The steel-and-iron monument, inaugurated on 16 June to coincide with the opening of Argentina's 2026 World Cup campaign, was commissioned as a tribute to the team's captain. Standing 26 metres tall, the sculpture depicts Messi kneeling in celebration, clutching the Argentina shirt with one hand and pointing skyward, a gesture he famously uses to honour his late grandmother.
However, as footage of the statue spread across social media, the focus shifted rapidly from the sculptor's ambition to one specific, awkward design detail: the replica World Cup trophy is positioned directly between the figure's legs. prompting a flood of jokes that quickly overshadowed the tribute itself.
A Monument Meant For Glory Becomes A Meme
The 26-metre statue was unveiled on 16 June, the day Argentina opened its World Cup defence against Algeria. Built from 70 tonnes of steel and iron, it shows Messi kneeling in celebration, recreating the moment from the 2022 World Cup final in Qatar after Gonzalo Montiel converted the decisive penalty against France. One hand clutches Argentina's shirt, the other points skyward, a gesture Messi has long used to honour his late grandmother.
Photos and video of the statue spread quickly online after AP images and local footage circulated, with fans immediately homing in on the trophy's placement. Rather than focusing on the monument's scale or the timing of its unveiling during another Messi-led World Cup run, social media users piled into the visual gag. The reaction was instant and, in places, brutal.
'Congrats to Messi, but looks like he really has huge balls,' one fan wrote.
Another joked, 'They really could've put that trophy anywhere but there.'
Others were less subtle. 'Thank you for dong, I mean win!' read one post, while another asked, 'Respectfully is this implying he gave birth to the trophy?'
The tone online was not admiring so much as incredulous. 'Nice statue with a big d---- ah, nuts, no!' one user wrote, while another simply concluded: 'Well erected too.'
It is the kind of reaction public monuments rarely recover from.

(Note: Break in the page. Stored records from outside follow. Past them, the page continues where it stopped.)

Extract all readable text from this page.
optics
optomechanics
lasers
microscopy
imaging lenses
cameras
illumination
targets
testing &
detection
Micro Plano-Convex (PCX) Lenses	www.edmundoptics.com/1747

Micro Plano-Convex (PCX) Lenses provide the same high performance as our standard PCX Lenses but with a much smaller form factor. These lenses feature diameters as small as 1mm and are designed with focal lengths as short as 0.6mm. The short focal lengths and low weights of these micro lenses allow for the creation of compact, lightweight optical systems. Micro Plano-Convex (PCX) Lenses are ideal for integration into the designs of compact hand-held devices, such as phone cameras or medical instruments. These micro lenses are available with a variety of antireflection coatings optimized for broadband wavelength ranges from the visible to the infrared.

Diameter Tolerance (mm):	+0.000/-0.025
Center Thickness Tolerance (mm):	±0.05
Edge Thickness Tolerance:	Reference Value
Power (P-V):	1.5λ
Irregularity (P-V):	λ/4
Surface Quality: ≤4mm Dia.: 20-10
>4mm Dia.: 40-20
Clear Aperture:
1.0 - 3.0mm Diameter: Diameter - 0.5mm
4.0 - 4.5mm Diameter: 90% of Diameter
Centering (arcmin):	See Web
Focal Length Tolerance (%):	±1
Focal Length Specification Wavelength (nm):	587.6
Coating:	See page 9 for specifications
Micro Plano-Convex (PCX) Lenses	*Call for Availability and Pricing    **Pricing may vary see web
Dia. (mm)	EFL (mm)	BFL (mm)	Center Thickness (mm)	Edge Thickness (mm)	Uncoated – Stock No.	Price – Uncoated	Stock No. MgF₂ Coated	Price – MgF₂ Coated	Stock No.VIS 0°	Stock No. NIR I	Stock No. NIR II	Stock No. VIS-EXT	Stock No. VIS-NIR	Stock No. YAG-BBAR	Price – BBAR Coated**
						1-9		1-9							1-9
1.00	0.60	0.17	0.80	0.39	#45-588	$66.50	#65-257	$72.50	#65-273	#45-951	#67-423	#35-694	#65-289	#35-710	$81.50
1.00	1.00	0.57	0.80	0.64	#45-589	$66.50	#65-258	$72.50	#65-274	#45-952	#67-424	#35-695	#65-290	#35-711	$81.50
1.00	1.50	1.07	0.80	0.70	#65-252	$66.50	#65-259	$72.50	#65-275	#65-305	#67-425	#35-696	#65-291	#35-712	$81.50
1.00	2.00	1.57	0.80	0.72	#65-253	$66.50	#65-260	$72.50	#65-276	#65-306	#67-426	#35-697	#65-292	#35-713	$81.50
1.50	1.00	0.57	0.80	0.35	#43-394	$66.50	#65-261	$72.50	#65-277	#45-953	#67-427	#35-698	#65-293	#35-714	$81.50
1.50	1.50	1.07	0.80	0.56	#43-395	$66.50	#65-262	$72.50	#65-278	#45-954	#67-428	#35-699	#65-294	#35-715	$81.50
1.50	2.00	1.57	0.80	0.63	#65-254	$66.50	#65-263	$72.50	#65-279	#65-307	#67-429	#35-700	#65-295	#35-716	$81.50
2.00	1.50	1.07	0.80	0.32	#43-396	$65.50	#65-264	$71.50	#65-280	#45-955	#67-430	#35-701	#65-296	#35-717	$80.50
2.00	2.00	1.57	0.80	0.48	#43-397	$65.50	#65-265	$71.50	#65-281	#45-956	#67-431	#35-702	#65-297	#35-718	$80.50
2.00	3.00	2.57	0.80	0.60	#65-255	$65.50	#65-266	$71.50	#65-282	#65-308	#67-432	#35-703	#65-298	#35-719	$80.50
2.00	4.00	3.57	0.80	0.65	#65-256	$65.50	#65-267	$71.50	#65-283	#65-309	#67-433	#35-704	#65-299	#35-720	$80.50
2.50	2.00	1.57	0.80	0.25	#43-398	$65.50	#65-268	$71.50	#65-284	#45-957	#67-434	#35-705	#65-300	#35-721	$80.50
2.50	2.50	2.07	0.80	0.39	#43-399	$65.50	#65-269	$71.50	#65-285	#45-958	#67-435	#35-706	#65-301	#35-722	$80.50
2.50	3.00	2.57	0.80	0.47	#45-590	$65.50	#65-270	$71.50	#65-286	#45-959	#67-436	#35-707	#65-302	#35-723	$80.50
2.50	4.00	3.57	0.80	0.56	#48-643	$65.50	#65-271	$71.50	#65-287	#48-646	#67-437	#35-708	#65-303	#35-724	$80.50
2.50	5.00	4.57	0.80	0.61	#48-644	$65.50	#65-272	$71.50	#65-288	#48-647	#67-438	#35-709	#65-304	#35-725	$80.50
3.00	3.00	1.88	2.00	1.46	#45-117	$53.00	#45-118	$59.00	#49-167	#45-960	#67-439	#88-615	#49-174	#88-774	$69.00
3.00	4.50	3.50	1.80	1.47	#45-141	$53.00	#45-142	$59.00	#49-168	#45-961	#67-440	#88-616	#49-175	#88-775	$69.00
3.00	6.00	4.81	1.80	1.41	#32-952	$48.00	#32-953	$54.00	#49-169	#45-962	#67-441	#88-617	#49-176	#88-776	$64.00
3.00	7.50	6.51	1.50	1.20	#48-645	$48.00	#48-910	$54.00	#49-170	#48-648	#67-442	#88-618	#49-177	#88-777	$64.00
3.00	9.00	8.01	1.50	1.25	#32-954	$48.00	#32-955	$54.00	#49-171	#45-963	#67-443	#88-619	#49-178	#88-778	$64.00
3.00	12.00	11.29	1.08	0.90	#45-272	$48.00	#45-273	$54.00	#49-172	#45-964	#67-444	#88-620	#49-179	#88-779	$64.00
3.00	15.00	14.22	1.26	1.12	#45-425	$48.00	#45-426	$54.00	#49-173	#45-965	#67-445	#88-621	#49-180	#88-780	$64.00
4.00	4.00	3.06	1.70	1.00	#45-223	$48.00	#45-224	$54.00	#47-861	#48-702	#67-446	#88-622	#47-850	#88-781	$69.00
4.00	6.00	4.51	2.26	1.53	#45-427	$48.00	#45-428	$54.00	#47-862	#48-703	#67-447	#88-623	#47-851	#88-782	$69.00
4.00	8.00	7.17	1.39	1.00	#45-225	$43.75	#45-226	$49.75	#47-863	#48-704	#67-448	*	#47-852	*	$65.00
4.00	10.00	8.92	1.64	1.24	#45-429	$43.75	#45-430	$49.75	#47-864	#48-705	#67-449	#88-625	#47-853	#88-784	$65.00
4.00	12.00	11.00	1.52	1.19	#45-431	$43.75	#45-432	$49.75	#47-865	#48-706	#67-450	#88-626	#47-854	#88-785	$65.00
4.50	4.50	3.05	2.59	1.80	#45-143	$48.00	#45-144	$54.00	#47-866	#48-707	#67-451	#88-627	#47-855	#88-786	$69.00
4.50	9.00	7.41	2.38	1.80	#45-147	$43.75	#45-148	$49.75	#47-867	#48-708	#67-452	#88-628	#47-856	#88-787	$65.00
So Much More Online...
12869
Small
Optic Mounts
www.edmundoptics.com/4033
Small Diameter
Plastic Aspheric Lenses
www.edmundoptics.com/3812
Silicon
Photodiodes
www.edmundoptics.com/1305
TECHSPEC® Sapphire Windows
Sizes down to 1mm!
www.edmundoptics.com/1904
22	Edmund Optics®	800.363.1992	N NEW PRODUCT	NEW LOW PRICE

Cutral Co Wanted A Tourist Draw And It Got Global Attention
That will be frustrating for the town and the sculptor, because the project was not some throwaway publicity stunt. Cutral Co, an oil-producing town in Neuquén province better known for industry than tourism, commissioned the monument as both a tribute to Argentina's greatest football icon and a potential draw for visitors.
Local sculptor Aldo Beroisa, who designed the work, said Messi is 'Argentina's natural ambassador' and said creating the monument mattered deeply to him as both an artist and an Argentine.
Local authorities have described it as the largest monument ever dedicated to Messi. At 85 feet, it certainly has the scale. It now stands beside Route 22, greeting motorists as they pass through Patagonia, and was unveiled at a moment when Messi was once again dominating the national mood.
Argentina opened the tournament with a 3-0 win over Algeria, with Messi scoring all three goals, before following it up with both goals in a 2-0 victory over Austria. Those performances took him past Miroslav Klose's mark and made him the leading scorer in men's World Cup history with 18 goals. Messi has scored all five of Argentina's goals so far in the tournament, underlining just how much of the title defence still revolves around a player who turns 39 this week.
Fans Had Other Priorities
Yet online, reverence has not been the dominant response. The statue's scale impressed some supporters, but the conversation kept circling back to the same visual problem.
On Reddit and across X, reactions ranged from disbelief to mockery, with users asking whether the positioning was intentional and joking that the World Cup trophy had effectively become a crude extension of the player's body.
One widely shared reaction summed up the mood: 'So... are we gonna address the placement?'
That may feel juvenile, but it also says something about how these giant sports tributes now live online. One awkward angle is enough to rewrite the entire conversation. There is another Messi tribute receiving far warmer attention in Argentina. In Berazategui, on the outskirts of Buenos Aires, artist Leonel García created a mural of Messi surrounded by the names of more than 1,300 supporters who came to add their signatures. Messi himself sent a video message thanking those involved, calling the project 'crazy' and expressing gratitude for the support.
For now, the Cutral Co statue remains a testament to the complex relationship between global icons and their public monuments, where even the most well-intentioned tributes can be redefined in an instant by the unforgiving lens of the internet.